Arnold isn’t the only governor facing a killer budget crunch. After two years of surpluses, the housing market and national economy have plunged more than half the states—29, and the District of Columbia—into red ink this spring. Altogether, the total budget shortfall is $42 billion for the rest of this fiscal year and for fiscal year 2009; the biggest gaps are in states where the housing boom and-bust was most pronounced, such as Arizona, Nevada and Florida, which are now coping with too many unsold houses and tanking property values. And the bottom is at least a year away, says Mark Zandi, a chief economist with Moody’s. “You have to go back to the Depression to see a decline this big,” he says.

Unlike the federal government, states aren’t allowed to run deficits, so most are choosing to cut spending rather than raise taxes.
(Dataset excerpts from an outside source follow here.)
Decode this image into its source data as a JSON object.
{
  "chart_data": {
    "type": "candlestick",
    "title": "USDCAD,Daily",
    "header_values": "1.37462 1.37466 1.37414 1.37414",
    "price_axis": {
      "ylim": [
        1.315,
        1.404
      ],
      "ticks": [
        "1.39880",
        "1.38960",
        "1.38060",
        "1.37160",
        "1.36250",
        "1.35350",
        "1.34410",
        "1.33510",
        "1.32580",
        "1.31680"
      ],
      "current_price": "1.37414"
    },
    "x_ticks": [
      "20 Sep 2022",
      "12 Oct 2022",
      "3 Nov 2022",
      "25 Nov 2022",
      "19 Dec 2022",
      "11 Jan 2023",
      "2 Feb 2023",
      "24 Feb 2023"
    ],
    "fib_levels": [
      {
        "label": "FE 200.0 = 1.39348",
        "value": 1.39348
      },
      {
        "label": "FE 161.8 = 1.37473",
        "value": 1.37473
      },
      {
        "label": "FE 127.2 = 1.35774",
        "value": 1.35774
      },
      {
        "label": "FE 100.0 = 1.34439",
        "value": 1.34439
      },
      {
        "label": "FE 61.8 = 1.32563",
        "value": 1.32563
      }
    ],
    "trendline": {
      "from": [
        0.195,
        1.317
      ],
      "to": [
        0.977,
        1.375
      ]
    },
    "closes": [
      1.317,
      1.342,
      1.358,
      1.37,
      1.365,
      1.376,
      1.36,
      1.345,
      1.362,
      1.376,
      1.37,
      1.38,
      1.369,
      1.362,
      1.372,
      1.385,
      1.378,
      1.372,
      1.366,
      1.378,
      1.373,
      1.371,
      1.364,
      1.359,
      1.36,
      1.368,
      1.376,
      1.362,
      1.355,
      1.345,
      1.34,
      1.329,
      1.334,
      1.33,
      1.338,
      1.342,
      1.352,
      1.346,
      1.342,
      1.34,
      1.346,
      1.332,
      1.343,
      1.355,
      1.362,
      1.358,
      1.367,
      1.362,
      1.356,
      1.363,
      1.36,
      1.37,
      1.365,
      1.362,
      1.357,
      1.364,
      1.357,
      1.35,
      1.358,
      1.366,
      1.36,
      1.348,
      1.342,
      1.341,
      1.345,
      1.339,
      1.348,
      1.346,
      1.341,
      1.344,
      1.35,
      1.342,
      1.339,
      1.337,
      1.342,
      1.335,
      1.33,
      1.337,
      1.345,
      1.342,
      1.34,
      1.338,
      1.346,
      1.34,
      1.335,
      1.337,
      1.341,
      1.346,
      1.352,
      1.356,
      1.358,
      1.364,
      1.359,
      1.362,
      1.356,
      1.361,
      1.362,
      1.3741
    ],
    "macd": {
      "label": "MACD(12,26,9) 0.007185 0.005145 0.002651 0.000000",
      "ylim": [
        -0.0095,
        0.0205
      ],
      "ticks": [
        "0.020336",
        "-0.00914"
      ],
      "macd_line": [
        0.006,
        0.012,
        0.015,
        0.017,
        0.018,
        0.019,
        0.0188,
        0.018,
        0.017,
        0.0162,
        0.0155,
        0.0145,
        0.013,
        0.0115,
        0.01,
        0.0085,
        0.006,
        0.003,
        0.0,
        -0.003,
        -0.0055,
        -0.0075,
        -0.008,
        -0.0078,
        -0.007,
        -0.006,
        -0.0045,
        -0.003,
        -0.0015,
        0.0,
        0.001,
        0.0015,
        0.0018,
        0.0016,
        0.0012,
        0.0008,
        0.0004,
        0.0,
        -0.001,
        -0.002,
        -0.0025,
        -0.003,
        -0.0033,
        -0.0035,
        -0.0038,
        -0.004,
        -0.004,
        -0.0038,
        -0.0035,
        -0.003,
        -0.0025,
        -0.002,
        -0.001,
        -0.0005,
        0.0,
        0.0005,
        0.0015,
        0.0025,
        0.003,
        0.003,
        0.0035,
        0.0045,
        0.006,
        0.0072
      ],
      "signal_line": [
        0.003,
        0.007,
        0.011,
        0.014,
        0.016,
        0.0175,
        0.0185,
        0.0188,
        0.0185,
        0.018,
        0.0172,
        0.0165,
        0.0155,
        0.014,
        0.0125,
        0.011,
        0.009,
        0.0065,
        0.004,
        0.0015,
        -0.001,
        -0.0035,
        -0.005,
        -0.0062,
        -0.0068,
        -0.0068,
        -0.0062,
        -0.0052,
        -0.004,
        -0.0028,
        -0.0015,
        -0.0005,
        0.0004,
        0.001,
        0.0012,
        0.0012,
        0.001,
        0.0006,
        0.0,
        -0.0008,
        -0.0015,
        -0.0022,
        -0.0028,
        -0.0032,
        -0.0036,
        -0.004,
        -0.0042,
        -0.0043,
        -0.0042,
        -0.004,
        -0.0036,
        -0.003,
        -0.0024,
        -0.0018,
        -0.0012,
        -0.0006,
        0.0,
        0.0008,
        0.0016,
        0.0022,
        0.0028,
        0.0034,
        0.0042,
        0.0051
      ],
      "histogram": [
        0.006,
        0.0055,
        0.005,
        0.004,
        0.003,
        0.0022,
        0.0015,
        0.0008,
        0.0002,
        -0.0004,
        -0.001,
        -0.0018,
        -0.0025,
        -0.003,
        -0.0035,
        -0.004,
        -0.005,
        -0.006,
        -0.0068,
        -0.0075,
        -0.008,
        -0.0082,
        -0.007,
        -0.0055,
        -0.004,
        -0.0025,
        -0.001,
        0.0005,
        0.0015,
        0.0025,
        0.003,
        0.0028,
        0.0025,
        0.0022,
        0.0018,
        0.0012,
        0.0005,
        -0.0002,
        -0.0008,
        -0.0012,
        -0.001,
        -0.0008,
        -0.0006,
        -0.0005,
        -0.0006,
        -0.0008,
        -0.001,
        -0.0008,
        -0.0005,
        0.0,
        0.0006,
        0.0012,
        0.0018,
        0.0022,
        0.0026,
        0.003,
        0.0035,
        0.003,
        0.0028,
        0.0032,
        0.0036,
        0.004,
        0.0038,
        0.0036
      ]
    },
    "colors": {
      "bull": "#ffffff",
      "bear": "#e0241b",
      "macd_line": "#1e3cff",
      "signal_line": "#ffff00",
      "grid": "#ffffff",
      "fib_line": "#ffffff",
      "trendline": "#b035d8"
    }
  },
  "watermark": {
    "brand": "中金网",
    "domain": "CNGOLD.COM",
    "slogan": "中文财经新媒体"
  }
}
That means deep cuts to education and public-health programs, as well as hiring freezes, which has stalled one of the few economic sectors that had been holding strong. Tennessee Gov. Phil Bredesen wants to cut 5 percent of his state’s workforce to cover a half-billion-dollar gap; Florida lawmakers, grappling with what they call the state’s worst-ever budget year, cut spending by more than $4 billion. All those cuts take a toll. “They tend to hurt the most vulnerable, those who depend on public health care and can’t afford private schools,” says Iris Lav of the Center on Budget and Policy Priorities.

Economists are predicting a prolonged crisis that could rival the one that began in 2001 and peaked in 2004, when 42 states faced a combined $84 billion deficit. “Everyone’s holding their breath,” says Scott Pattison of the National Association of State Budget Officers. “We haven’t seen the worst yet.”